TrunkSpace: Is it difficult to step away from a project, embrace the fact that it can’t be improved upon any further and then release it into the world? Creatively, can it be difficult to let go?
Mul: Every single day. I’m now at the stage where I can no longer sit in on screenings or re-watch the film, unless totally necessary. To me, on a personal and creative level, there’s a list of things I wish we could redo or change. Above everything else, it is nice to finally see the film into completion and be able to share it with an audience – to allow it to be judged on its own merits, and just learn creatively from the process.

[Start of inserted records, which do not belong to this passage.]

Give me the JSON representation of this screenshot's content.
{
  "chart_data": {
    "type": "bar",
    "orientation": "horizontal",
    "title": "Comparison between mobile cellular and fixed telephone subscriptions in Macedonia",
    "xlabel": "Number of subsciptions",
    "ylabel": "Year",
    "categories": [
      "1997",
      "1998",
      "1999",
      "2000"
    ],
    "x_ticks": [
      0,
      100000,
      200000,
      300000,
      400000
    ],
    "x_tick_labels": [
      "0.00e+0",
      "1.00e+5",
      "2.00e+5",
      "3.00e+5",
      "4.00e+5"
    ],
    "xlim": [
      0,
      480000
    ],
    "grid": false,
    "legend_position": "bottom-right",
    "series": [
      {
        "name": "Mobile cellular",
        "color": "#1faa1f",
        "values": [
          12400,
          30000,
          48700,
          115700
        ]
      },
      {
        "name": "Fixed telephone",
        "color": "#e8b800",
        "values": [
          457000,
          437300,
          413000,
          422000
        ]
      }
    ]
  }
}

TrunkSpace: How long was the journey for this particular film from inception to completion? Was there ever a point where you thought it might not happen?
Mul: We were actually far more fortunate than most on that front. We ended up having a bulk of the finance before even finishing the script – as our contacts and opportunities stemmed from our work in corporate filmmaking. I feel very lucky to have been so fortunate, and once the ball started rolling, everything just seemed to go from strength to strength. In all, we began in January with the script and structure, and were shooting in August – so a pretty quick one by feature film standards.
TrunkSpace: What is the biggest lesson that you learned in bringing “Astral” to life that you will apply to every project you work on in the future?
Mul: I think that would have to be the importance of forging strong collaborative relationships. When you’re shooting on smaller budgets, you have to have a complete faith in those you choose to surround yourself with. We were moving so quickly across the 12 days we had, that you have to believe in the people helping you to achieve the goal. That, and casting! We were very lucky to have Alice (our Casting Director), who helped us secure the plethora of talent we were fortunate enough to have worked with.
TrunkSpace: What are you most proud of with your work on the film?
Mul: I would have to say the tone and pacing of the film. We set about with a view in mind, and purposely chose to steer away from the generic genre clichés. That allowed us to create a slower burning psychological thriller, which is grounded in reality and emotional beats. Although there are a number of things I wish we could redo, that pace and tonal aspect is definitely something I am proud of as a storyteller.
TrunkSpace: You always hear these amazing stories about how a scene had to be adapted on the fly because of budget or time, and in the process, a cinematic gem was then born. Did you have any moments like that where having to think on your toes brought about unexpected results?
Mul: Definitely! The first example I always think of is our clairvoyant scene. We had two days to shoot that scene and realized something wasn’t working after a few hours. Thankfully my producer, Christos, took everyone who wasn’t necessary out of the room and allowed us to work it through with the DP and actors. It made the world of difference and although we lost half a day, the footage we ended up with far surpassed what we would have had if we’d continued.
TrunkSpace: If someone came to you tomorrow and said, “Chris, here’s a blank check. Go out and develop whatever project you want for yourself.” What would you greenlight and why?
Mul: I love that question. There’s actually a project Michael and I have been talking about for years. As he’s been writing his novel about the history of mankind, the notion of an epic tale in a similar vein to “Prometheus” came about. We’ve benched it for now, but without a doubt, that is the passion project that we are always working to. As time has gone by, we get more excited about it, but realize that the scale of that will definitely require a great deal of finance and creative progression. I look forward to sharing that with everyone one day.
“Astral” is available today on VOD/Digital HD.